KEY POINTS: Compared with glucagon-like peptide-1 receptor agonists, sodium-glucose cotransporter 2 (SGLT2) inhibitors were associated with a lower risk of kidney failure among individuals with type 2 diabetes. Use of combination SGLT2 inhibitor and glucagon-like peptide-1 receptor agonist was infrequent but associated with lower kidney failure risk in high-risk individuals. Providers should prioritize SGLT2 inhibitors in patients with type 2 diabetes to prevent progression to kidney failure.

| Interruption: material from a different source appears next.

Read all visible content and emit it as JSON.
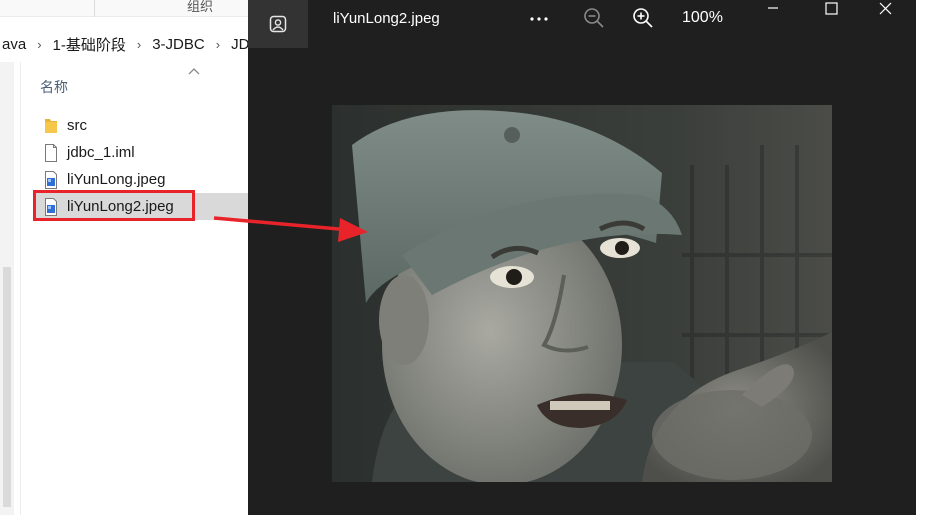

BACKGROUND: The relative effectiveness of sodium-glucose cotransporter 2 (SGLT2) inhibitors and glucagon-like peptide-1 (GLP-1) receptor agonists for kidney protection, both individually and in combination, is incompletely understood. We sought to compare associations of GLP-1 receptor agonists, SGLT2 inhibitors, and both medications in combination with incident kidney failure among individuals with type 2 diabetes.
METHODS: We conducted a target trial emulation study with new user, active comparator design using deidentified electronic health records data from Optum Labs Data Warehouse. We included adults with type 2 diabetes who were prescribed a GLP-1 receptor agonist, SGLT2 inhibitor, or both between January 1, 2015, and June 29, 2024. We estimated the association of medication class with incident kidney failure using inverse probability of treatment weighted Cox proportional hazards regression models in both intention-to-treat and as-treated methodologies.
RESULTS: There were 504,151 individuals with 2965 kidney failure events during a median 2.35 (interquartile range 1.09-4.32) years of follow-up. Average prescription duration was 0.69 years for GLP-1 receptor agonists, 0.62 years for SGLT2 inhibitors, and 0.44 years for combination therapy. In the intention-to-treat analysis, compared with GLP-1 receptor agonists, the risk of kidney failure was significantly lower with SGLT2 inhibitors (hazard ratio [HR], 0.82; 95% confidence interval [CI], 0.73 to 0.91) but no different with combination therapy (HR, 0.72; 95% CI, 0.45 to 1.15). The results were similar in the as-treated model. Among individuals with CKD or heart failure, the risk of kidney failure was significantly lower with combination therapy compared with GLP-1 receptor agonists (HR, 0.54; 95% CI, 0.30 to 0.97).
CONCLUSIONS: SGLT2 inhibitors were associated with a lower risk of kidney failure compared to GLP-1 receptor agonists. Among high-risk patients with type 2 diabetes and CKD or heart failure, combination therapy may further reduce the risk of kidney failure.